Here is a video from around the time when I first started working with him (same saddle).-- Please DON'T critique the horse/rider in this particular video as it is old..... but you may use it to compare progress and/or things still needing work.

     
    08-05-2012, 06:04 AM
  #6
Super Moderator
A huge improvement - well done
     
    08-05-2012, 06:09 AM
  #7
Weanling
Quote:
Originally Posted by Clava    
A huge improvement - well done
Thanks! He has been a fun project.
It's hard to believe his age, as he behaves better than my 14 yr old TB!
     
    08-05-2012, 01:13 PM
  #8
Weanling
Unfortunately my internet is very slow and I was only able to watch portions of the videos, so I can only critique the bits I saw.

As was already stated, your leg needs to be back a little more.
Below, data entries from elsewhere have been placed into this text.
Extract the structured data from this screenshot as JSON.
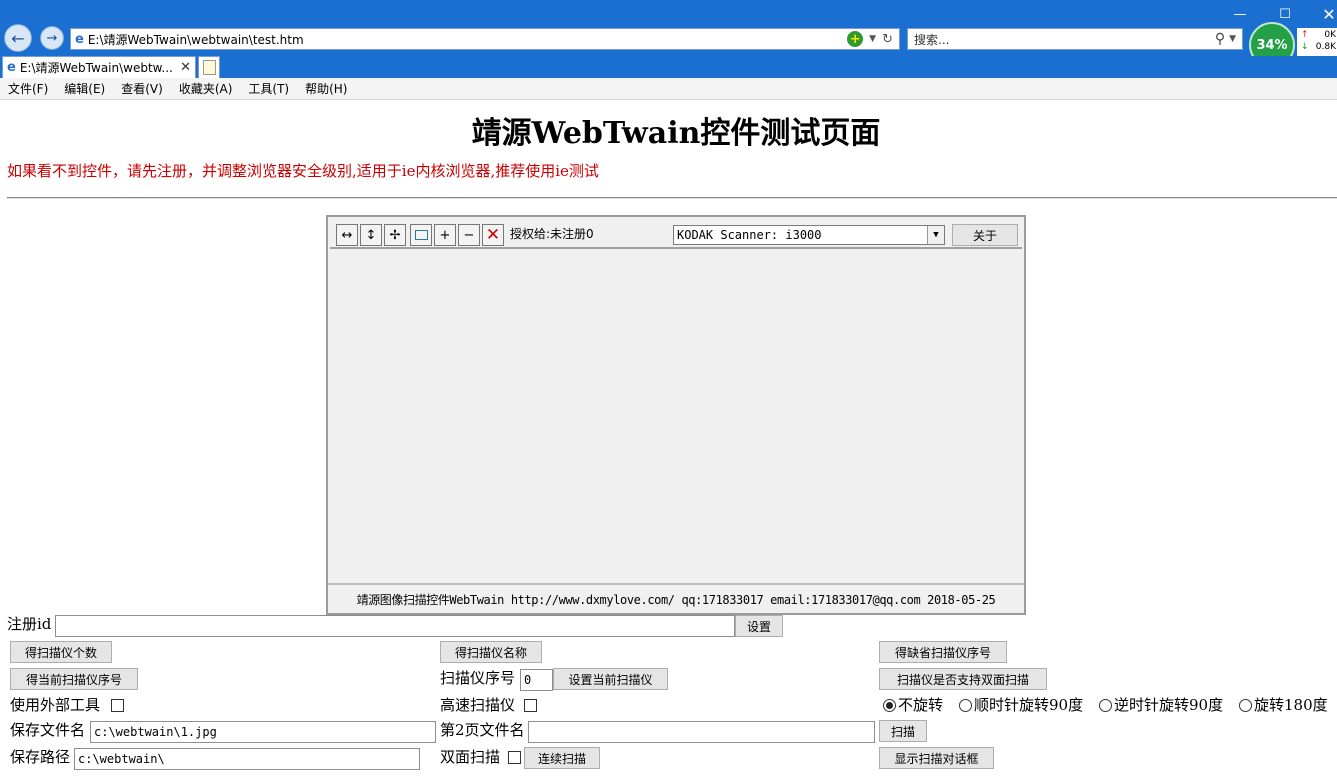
{
  "browser": {
    "address": "E:\\靖源WebTwain\\webtwain\\test.htm",
    "search_placeholder": "搜索...",
    "tab_title": "E:\\靖源WebTwain\\webtw...",
    "network_percent": "34%",
    "speed_up": "0K",
    "speed_down": "0.8K"
  },
  "menu": [
    "文件(F)",
    "编辑(E)",
    "查看(V)",
    "收藏夹(A)",
    "工具(T)",
    "帮助(H)"
  ],
  "page": {
    "title": "靖源WebTwain控件测试页面",
    "warning": "如果看不到控件，请先注册，并调整浏览器安全级别,适用于ie内核浏览器,推荐使用ie测试"
  },
  "control": {
    "license_text": "授权给:未注册0",
    "scanner_selected": "KODAK Scanner: i3000",
    "about_label": "关于",
    "footer_text": "靖源图像扫描控件WebTwain http://www.dxmylove.com/ qq:171833017 email:171833017@qq.com 2018-05-25"
  },
  "form": {
    "reg_label": "注册id",
    "reg_value": "",
    "set_button": "设置",
    "btn_get_count": "得扫描仪个数",
    "btn_get_names": "得扫描仪名称",
    "btn_get_default": "得缺省扫描仪序号",
    "btn_get_current": "得当前扫描仪序号",
    "scanner_index_label": "扫描仪序号",
    "scanner_index_value": "0",
    "btn_set_current": "设置当前扫描仪",
    "btn_duplex_support": "扫描仪是否支持双面扫描",
    "external_tool_label": "使用外部工具",
    "high_speed_label": "高速扫描仪",
    "rotate_options": [
      "不旋转",
      "顺时针旋转90度",
      "逆时针旋转90度",
      "旋转180度"
    ],
    "save_filename_label": "保存文件名",
    "save_filename_value": "c:\\webtwain\\1.jpg",
    "page2_filename_label": "第2页文件名",
    "page2_filename_value": "",
    "scan_button": "扫描",
    "save_path_label": "保存路径",
    "save_path_value": "c:\\webtwain\\",
    "duplex_label": "双面扫描",
    "continuous_scan_button": "连续扫描",
    "show_dialog_button": "显示扫描对话框"
  }
}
I completely understand the saddle thing; that's what my own saddle does and it's absolutely horrible and impossible to ride in but I just try to work around it as absolutely nothing fits my mare... You could also have a bit more bend in your elbow in some spots. You look like you have a very long torso so I understand where that would be difficult, but relaxing through your arm a little more would help you flow better with the horse. You also looked like you got bounced around a little at the trot so try holding the "down" part of your post a hair longer.
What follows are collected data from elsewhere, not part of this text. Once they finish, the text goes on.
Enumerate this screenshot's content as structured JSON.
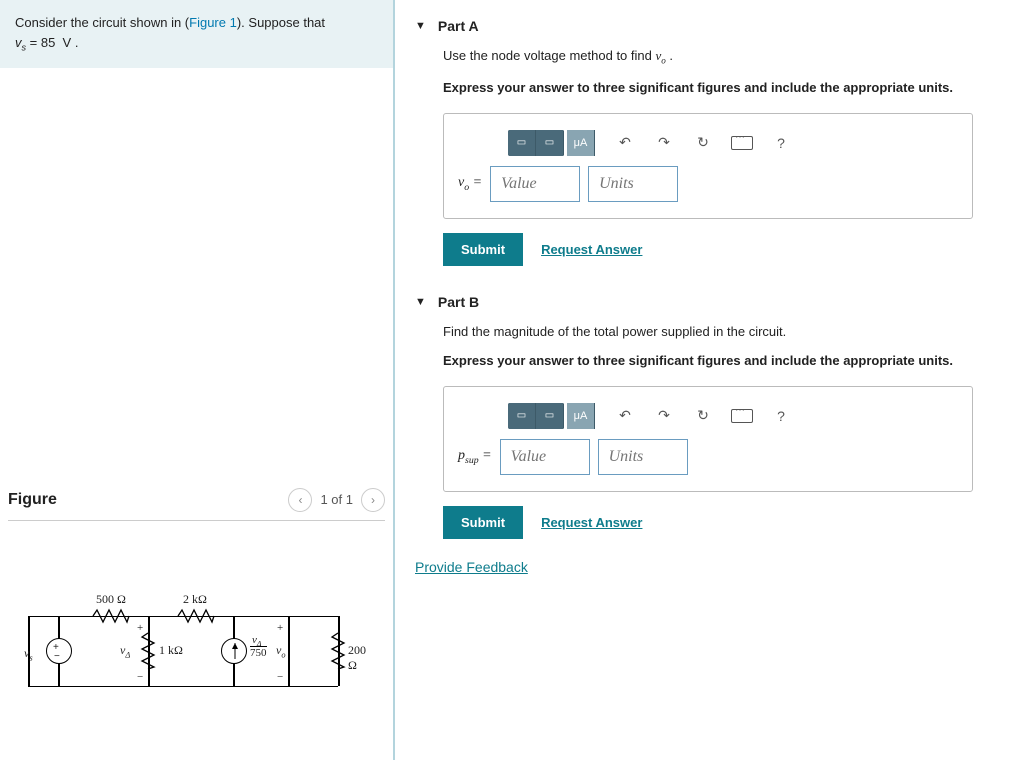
{
  "problem": {
    "text_pre": "Consider the circuit shown in (",
    "figure_link": "Figure 1",
    "text_post": "). Suppose that ",
    "equation_html": "<i>v<sub>s</sub></i> = 85&nbsp;&nbsp;V .",
    "vs_value": 85
  },
  "figure": {
    "title": "Figure",
    "nav_text": "1 of 1",
    "components": {
      "R1": "500 Ω",
      "R2": "2 kΩ",
      "R3": "1 kΩ",
      "R4": "200 Ω",
      "ccvs_ratio": "750",
      "vs_label": "vₛ",
      "vdelta_label": "vΔ",
      "vo_label": "vₒ",
      "vdelta_frac": "vΔ"
    }
  },
  "partA": {
    "title": "Part A",
    "instruction_pre": "Use the node voltage method to find ",
    "instruction_var": "vₒ",
    "instruction_post": " .",
    "bold_instruction": "Express your answer to three significant figures and include the appropriate units.",
    "label_html": "<i>v<sub>o</sub></i> = ",
    "value_placeholder": "Value",
    "units_placeholder": "Units",
    "toolbar_mu": "μA"
  },
  "partB": {
    "title": "Part B",
    "instruction": "Find the magnitude of the total power supplied in the circuit.",
    "bold_instruction": "Express your answer to three significant figures and include the appropriate units.",
    "label_html": "<i>p</i><sub>sup</sub> = ",
    "value_placeholder": "Value",
    "units_placeholder": "Units",
    "toolbar_mu": "μA"
  },
  "buttons": {
    "submit": "Submit",
    "request": "Request Answer",
    "feedback": "Provide Feedback",
    "help": "?"
  }
}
Overall, very nice job. You've made a lot of progress and he moves quite nicely. LOVE the name by the way! :)
     
    08-05-2012, 04:11 PM
  #9
Weanling
Quote:
Originally Posted by hflmusicislife    
Unfortunately my internet is very slow and I was only able to watch portions of the videos, so I can only critique the bits I saw.

As was already stated, your leg needs to be back a little more. I completely understand the saddle thing; that's what my own saddle does and it's absolutely horrible and impossible to ride in but I just try to work around it as absolutely nothing fits my mare... You could also have a bit more bend in your elbow in some spots. You look like you have a very long torso so I understand where that would be difficult, but relaxing through your arm a little more would help you flow better with the horse. You also looked like you got bounced around a little at the trot so try holding the "down" part of your post a hair longer.

Overall, very nice job. You've made a lot of progress and he moves quite nicely. LOVE the name by the way! :)
Thanks!
In regards to the bouncing around, is that in all of the videos or were you looking at a particular video (trying to see what you are seeing)?
     
    08-05-2012, 06:15 PM
  #10
Weanling
Quote:
Originally Posted by LostDragonflyWings    
Thanks!
In regards to the bouncing around, is that in all of the videos or were you looking at a particular video (trying to see what you are seeing)?
Both the trotting videos (in the first minute or so anyway.) I guess bouncing isn't the best word, but when you sit your post you look like you pop up a tiny bit before rising to post. It may just be the way the horse moves though that sort of lifts you off the saddle a little. Just try to sit a little heavier. I do the same thing when I ride anything with a big stride since I'm used to riding small greens haha.